Bunların hepsi birer enstrüman; IŞİD, Haşdi Şabi, PKK, FETÖ, …vb terör örgütleri gibi. IŞİD’in belli bir kullanım ömrü vardı ve bitiyor. Haşdi Şabi , ABD ve İngiltere’nin geçen sene yaptıkları anlaşmanın sonucudur. Irak Kürdistan Bölgesi’nde yaşayan arkadaşlarım ‘’Bir IŞİD’li ile komşu olmayı düşünürüm ama bir Haşdi Şabi ile komşu olmayı asla’’ diyorlar. IŞİD’in yaptığı zulmüm 10 katını Haşdi Şabi’nin yaptığı ifade ediliyor. Bunun için de zemini IŞİD hazırladı. IŞİD’li Sünniler, Şiileri katlettiler. Doğal olarak Şiilere meşru müdafaa hakkını tanımış oldu. Uluslararası kamuoyunda PYD’nin Kobane’deki varlığı legal kahraman örgüt olarak yansıtıldı. Musul’da da aynı şekilde Haşdi Şabi fotoğrafı verilmek istendi. Türkiye’nin en başta diretmesiyle birlikte ötelendi ama bitmedi. Esas Musul’dan sonrası daha tehlikeli. Haşdi Şabi üzerinden de İran. Haşdi Şabi’yi her ne kadar Irak ordusu yönlendiriyor olsa da başlarında onları yönlendirenler İran Devrim Muhafızları’dır.

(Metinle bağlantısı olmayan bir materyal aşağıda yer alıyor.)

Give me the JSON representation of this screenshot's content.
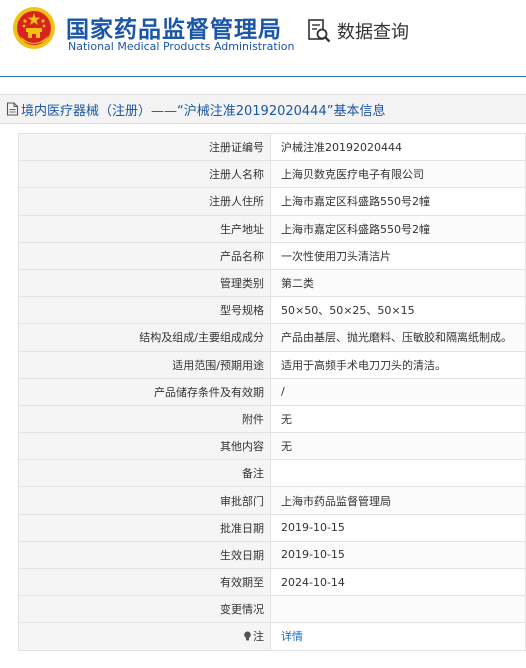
{
  "header": {
    "org_name_cn": "国家药品监督管理局",
    "org_name_en": "National Medical Products Administration",
    "query_label": "数据查询"
  },
  "title": "境内医疗器械（注册）——“沪械注准20192020444”基本信息",
  "rows": [
    {
      "label": "注册证编号",
      "value": "沪械注准20192020444"
    },
    {
      "label": "注册人名称",
      "value": "上海贝数克医疗电子有限公司"
    },
    {
      "label": "注册人住所",
      "value": "上海市嘉定区科盛路550号2幢"
    },
    {
      "label": "生产地址",
      "value": "上海市嘉定区科盛路550号2幢"
    },
    {
      "label": "产品名称",
      "value": "一次性使用刀头清洁片"
    },
    {
      "label": "管理类别",
      "value": "第二类"
    },
    {
      "label": "型号规格",
      "value": "50×50、50×25、50×15"
    },
    {
      "label": "结构及组成/主要组成成分",
      "value": "产品由基层、抛光磨料、压敏胶和隔离纸制成。"
    },
    {
      "label": "适用范围/预期用途",
      "value": "适用于高频手术电刀刀头的清洁。"
    },
    {
      "label": "产品储存条件及有效期",
      "value": "/"
    },
    {
      "label": "附件",
      "value": "无"
    },
    {
      "label": "其他内容",
      "value": "无"
    },
    {
      "label": "备注",
      "value": ""
    },
    {
      "label": "审批部门",
      "value": "上海市药品监督管理局"
    },
    {
      "label": "批准日期",
      "value": "2019-10-15"
    },
    {
      "label": "生效日期",
      "value": "2019-10-15"
    },
    {
      "label": "有效期至",
      "value": "2024-10-14"
    },
    {
      "label": "变更情况",
      "value": ""
    }
  ],
  "note_row": {
    "label": "注",
    "link_text": "详情",
    "icon": "lightbulb-icon"
  },
  "colors": {
    "brand_blue": "#1b56a8",
    "emblem_red": "#d8241f",
    "emblem_gold": "#f2c118",
    "link": "#1c6ec2"
  }
}
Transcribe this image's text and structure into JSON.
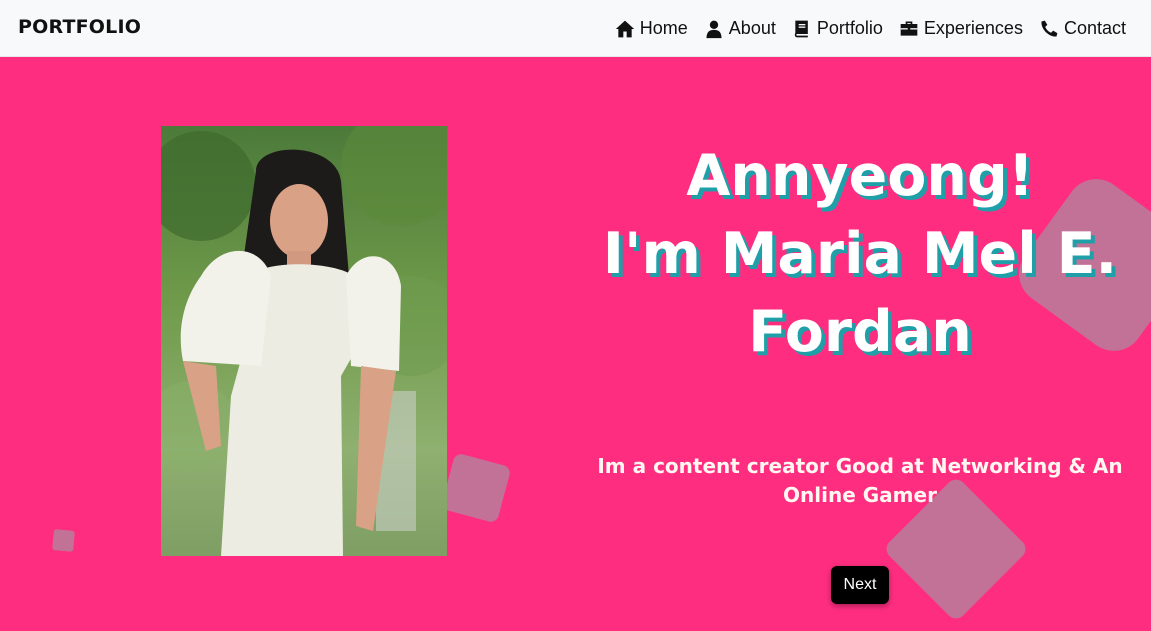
{
  "navbar": {
    "brand": "PORTFOLIO",
    "links": [
      {
        "label": "Home",
        "icon": "home-icon"
      },
      {
        "label": "About",
        "icon": "user-icon"
      },
      {
        "label": "Portfolio",
        "icon": "book-icon"
      },
      {
        "label": "Experiences",
        "icon": "briefcase-icon"
      },
      {
        "label": "Contact",
        "icon": "phone-icon"
      }
    ]
  },
  "hero": {
    "greeting_line1": "Annyeong!",
    "greeting_line2": "I'm Maria Mel E.",
    "greeting_line3": "Fordan",
    "tagline": "Im a content creator Good at Networking & An Online Gamer",
    "next_label": "Next"
  },
  "colors": {
    "hero_background": "#ff2d80",
    "heading_shadow": "#1fa0a8",
    "navbar_background": "#f8f9fa",
    "button_background": "#000000"
  }
}
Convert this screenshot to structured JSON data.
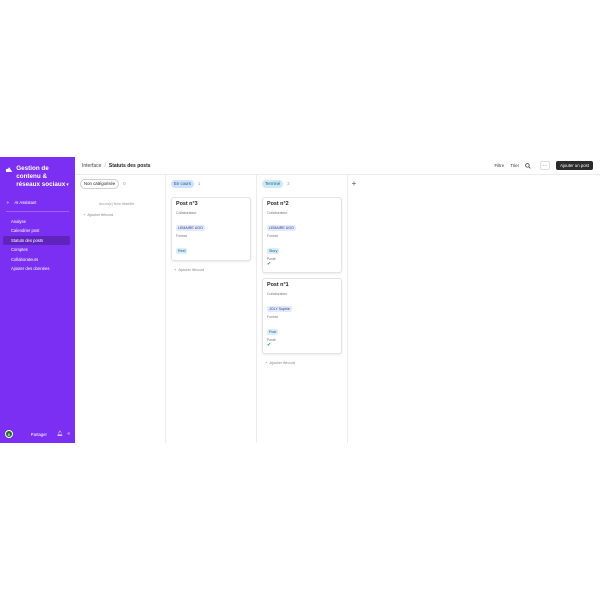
{
  "sidebar": {
    "base_name": "Gestion de contenu & réseaux sociaux",
    "assistant_label": "AI Assistant",
    "items": [
      {
        "label": "Analyse",
        "active": false
      },
      {
        "label": "Calendrier post",
        "active": false
      },
      {
        "label": "Statuts des posts",
        "active": true
      },
      {
        "label": "Comptes",
        "active": false
      },
      {
        "label": "Collaborateurs",
        "active": false
      },
      {
        "label": "Ajouter des données",
        "active": false
      }
    ],
    "avatar_initial": "B",
    "share_label": "Partager",
    "accent_color": "#7b2ff2"
  },
  "topbar": {
    "breadcrumb_root": "Interface",
    "breadcrumb_current": "Statuts des posts",
    "filter_label": "Filtre",
    "sort_label": "Trier",
    "more_label": "···",
    "add_button_label": "Ajouter un post"
  },
  "board": {
    "add_record_label": "Ajouter ifécord",
    "columns": [
      {
        "status": "Non catégorisée",
        "count": "0",
        "empty_hint": "Aucun(e) fiche détaillée",
        "cards": []
      },
      {
        "status": "En cours",
        "count": "1",
        "cards": [
          {
            "title": "Post n°3",
            "collab_label": "Collaborateur",
            "collab": "LEMAIRE UGO",
            "format_label": "Format",
            "format": "Reel"
          }
        ]
      },
      {
        "status": "Terminé",
        "count": "2",
        "cards": [
          {
            "title": "Post n°2",
            "collab_label": "Collaborateur",
            "collab": "LEMAIRE UGO",
            "format_label": "Format",
            "format": "Story",
            "posted_label": "Posté"
          },
          {
            "title": "Post n°1",
            "collab_label": "Collaborateur",
            "collab": "JOLY Sophie",
            "format_label": "Format",
            "format": "Post",
            "posted_label": "Posté"
          }
        ]
      }
    ]
  }
}
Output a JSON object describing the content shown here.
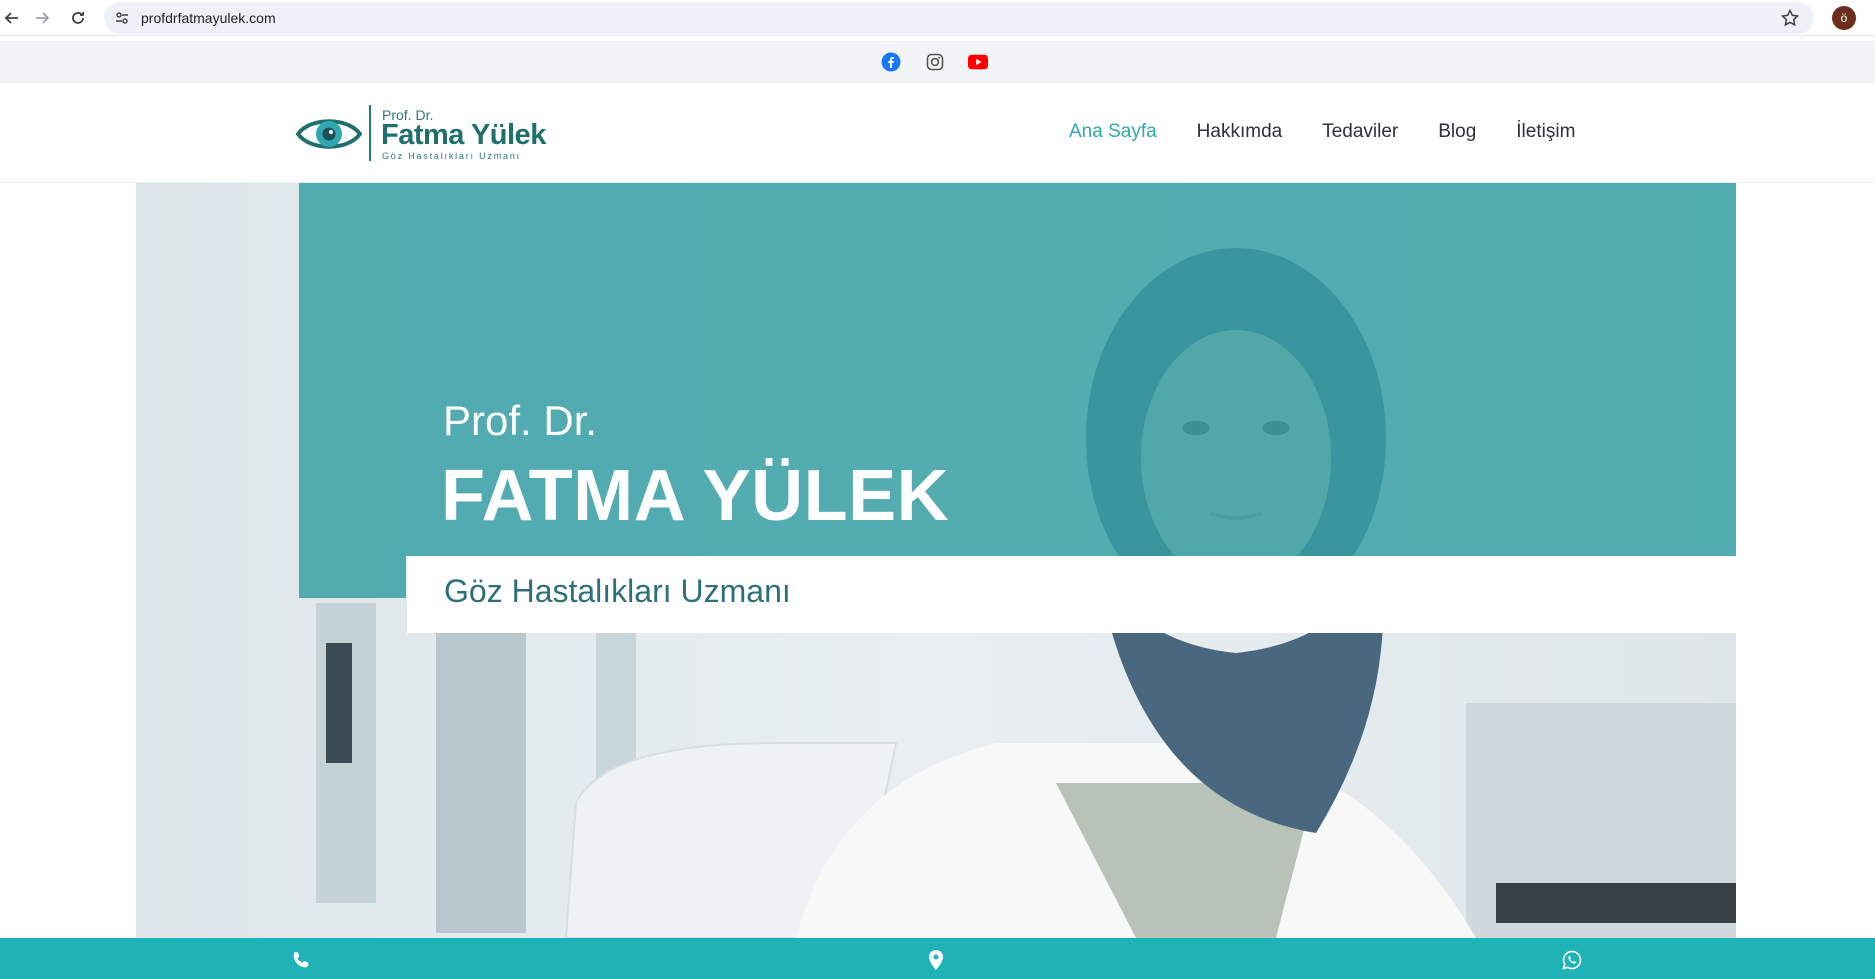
{
  "browser": {
    "url": "profdrfatmayulek.com",
    "profile_initial": "ö"
  },
  "social": {
    "icons": [
      "facebook-icon",
      "instagram-icon",
      "youtube-icon"
    ],
    "colors": {
      "facebook": "#1877f2",
      "instagram": "#555555",
      "youtube": "#ff0000"
    }
  },
  "header": {
    "logo": {
      "prefix": "Prof. Dr.",
      "name": "Fatma Yülek",
      "subtitle": "Göz Hastalıkları Uzmanı"
    },
    "nav": [
      {
        "label": "Ana Sayfa",
        "active": true
      },
      {
        "label": "Hakkımda",
        "active": false
      },
      {
        "label": "Tedaviler",
        "active": false
      },
      {
        "label": "Blog",
        "active": false
      },
      {
        "label": "İletişim",
        "active": false
      }
    ],
    "accent_color": "#2fa8b0"
  },
  "hero": {
    "prefix": "Prof. Dr.",
    "name": "FATMA YÜLEK",
    "specialty": "Göz Hastalıkları Uzmanı",
    "panel_color": "#37a0a5"
  },
  "contact_bar": {
    "color": "#1fb3b8",
    "icons": [
      "phone-icon",
      "location-pin-icon",
      "whatsapp-icon"
    ]
  }
}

IŞİD, Hollywood tipi görüntüleriyle bölge halkında korku ve panik havası oluşturdu. Kafa kesen, insanların kafeslerde yakıldığı görüntüler gibi… IŞİD, Rojava’ya girdiğinde servis ettiği görüntülerin yarattığı korku nedeniyle tek bir kurşun dahi sıkmadan orayı ele geçirdi. Tam da o zaman Türkiye Rojava’ya müdahale etseydi ve orada yaşayan Kürtleri ve legal örgütleri sahiplenseydi bu daha doğru bir siyaset olmaz mıydı?

Olmazdı çünkü IŞİD’in nereye bağlı olduğu belli. Biz Rojava’ya müdahale ederiz, onlar da Taksim’in göbeğinde 10 tane bomba patlatırdı. Türkiye’nin o süreçte öyle bir cepheyi açabilmesi mantıklı değildi.

Türkiye dışarıda zaten IŞİD ile etkin mücadele etmiyor muydu?

Mücadele ediyoruz. Mücadele etmek ayrı şey, müdahale etmek ayrı şey. Biz IŞİD ile mücadele ettik, Ankara Gar’ında bomba patlattılar. Çünkü içimizde hainler vardı. 15 Temmuz'dan sonra o hainler temizlendi. Şu anda o mücadeleyi verebiliyoruz. Şimdi meşru müdafaa hakkımız var. o zamanlar yoktu. O zamanlar siyasi denge yoktu. Şu anda hem siyasi denge hem de gücümüz var.